Design is complicit in the creation and sustainment of our unjust, unsafe, and unsustainable world. The technologies, products, and services we design today will shape the lives of generations to come, human as well as nonhuman. For this theme we invite papers that critically explore technologies used today and alternative technology designs and design perspectives that make other futures possible.


* Culture, Technology, and Communication in Design for Development

For this theme we invite papers that report on and address the main challenges for design and innovation in the Global South. We would also like to see good examples of design for community development in the Global North to understand points of convergence and divergence with experiences in the Global South.


* Culture, Technology, and Communication in Practice?

We invite papers that have the practice of information and communication technologies in specific cultural contexts as their main focus.
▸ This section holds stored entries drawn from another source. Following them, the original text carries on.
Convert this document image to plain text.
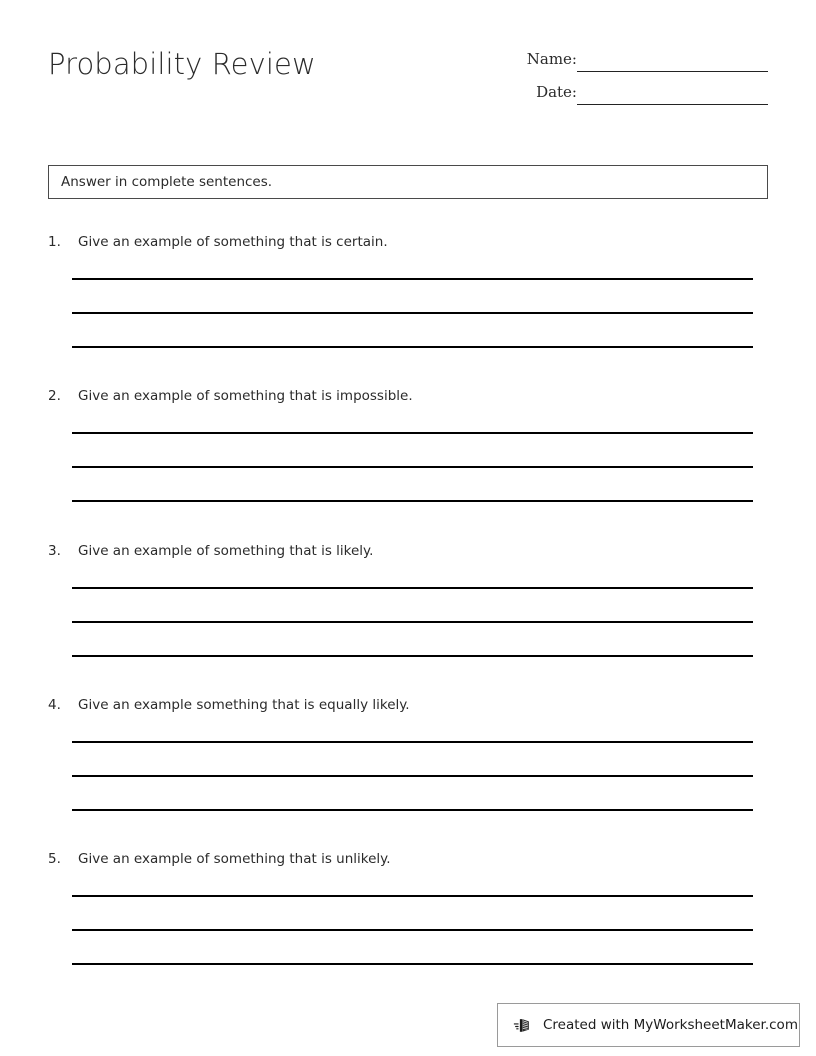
Probability Review	Name:
Date:
Answer in complete sentences.
1. Give an example of something that is certain.
2. Give an example of something that is impossible.
3. Give an example of something that is likely.
4. Give an example something that is equally likely.
5. Give an example of something that is unlikely.
Created with MyWorksheetMaker.com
Examples include:

· Cultural diversity and global ICTs , e.g., global health information systems, Wikipedia, social media, surveillance and sousveillance, Big Data collection and analysis, etc.

· Global and local cultures of computing , e.g. outsourcing, global development teams; the identity of migrants and the experience of migration; appropriation, creolization, hybridization between cultures and also between technologies;

· The construction of identity using online social media, gaming, and blogging platforms;

· Political activism through social media vis-à-vis governmental and corporate censorship, control of access, etc.;

· Privacy issues in media environments that encourage public identities;

· Additional ethical issues evoked in the design, implementation, usages, and (counter-) responses to ICTs across diverse cultural contexts, especially vis-à-vis efforts to sustain and enhance local cultural identities, practices, norms, etc.